The screen went dark, became a mirror in which he could dimly make out his own reflection. Like the passage he was standing in, like his memories, like so much now, that face was at once familiar and strange. If he considered it too intently he could only see it as a mask, a mask he’d worn for a long time and forgotten to take off.
But if that were true, what did his real face look like? Faizan could remember names, a card-house of identities, but not which one had come first. Was it Doran? Daniella? D’ren? No, there was another behind those, another identity, one he felt a kinship for that he didn’t with those others. It wasn’t that the others were lies, for every reality was true by its own terms, but that one—the beginning—was his truth.
With that realisation, finally, it came: Dran Florrian. If he pushed for them, the memories were there as well. The TransCon. An adversary, the same but different. Dorivic? No, Dorric, Harlan Dorric. The cargo bay. That was where it had begun.
And in that reality, an advantage none of the others offered: a technology he’d encountered nowhere else. There Faizan could connect with his machine without touching it. This version of him could hardly understand how it was possible, yet he knew it was, for he’d built it.
Footsteps echoed down the corridor.
The metronomic tread made him think of the Jackal-kind, but whether it was them or not, he saw no profit in trying to bluff an explanation of his presence here. The forged papers he’d bought no longer filled him with confidence. Faizan hurried onward, treading lightly, matching his steps as well as he could to those advancing upon him.
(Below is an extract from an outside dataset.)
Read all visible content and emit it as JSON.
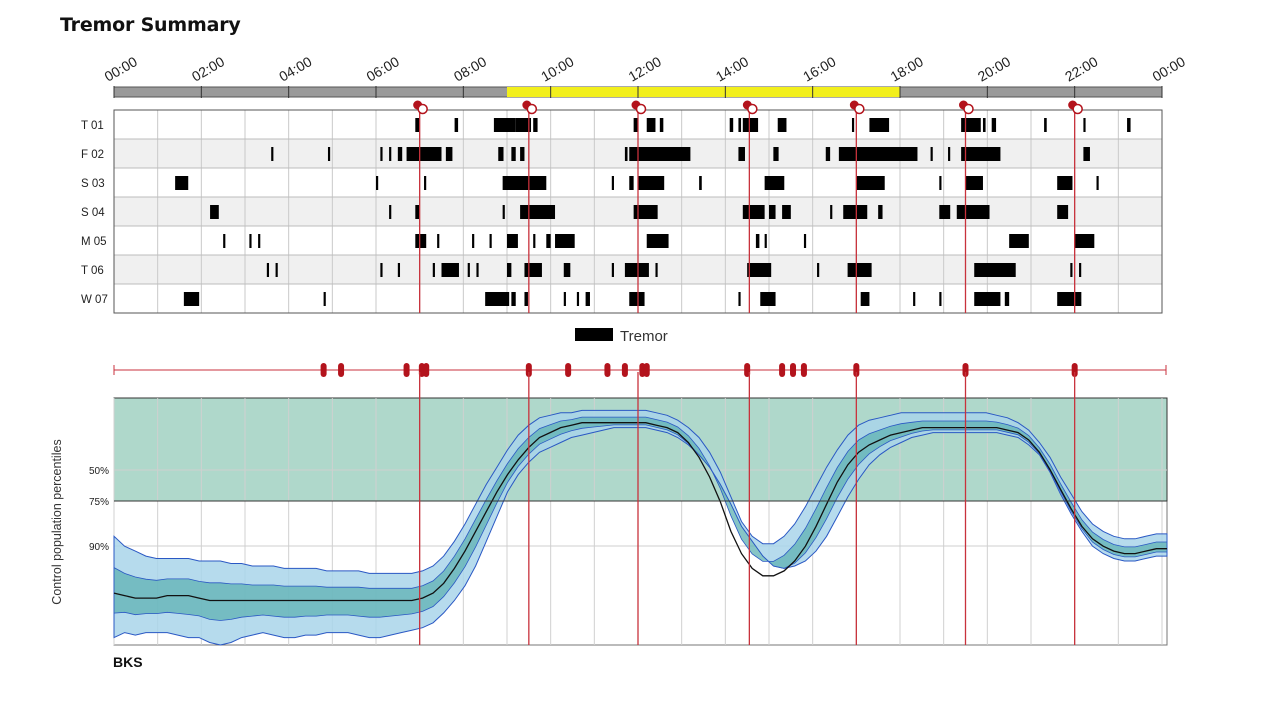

With effort he found that he could remember his direction, even as contradictory memories overlapped. But it was getting worse, he realised—and it was his own fault. Having conceded that those shadow recollections were not false, were every bit as valid as his real memories, he’d relinquished his only mental defence. Why had he thought to call his creation Palimpsest? What he’d invented was more akin to blotting paper. That was certainly how his mind felt now: like something weak and porous, absorbing the seeping residue of other lives.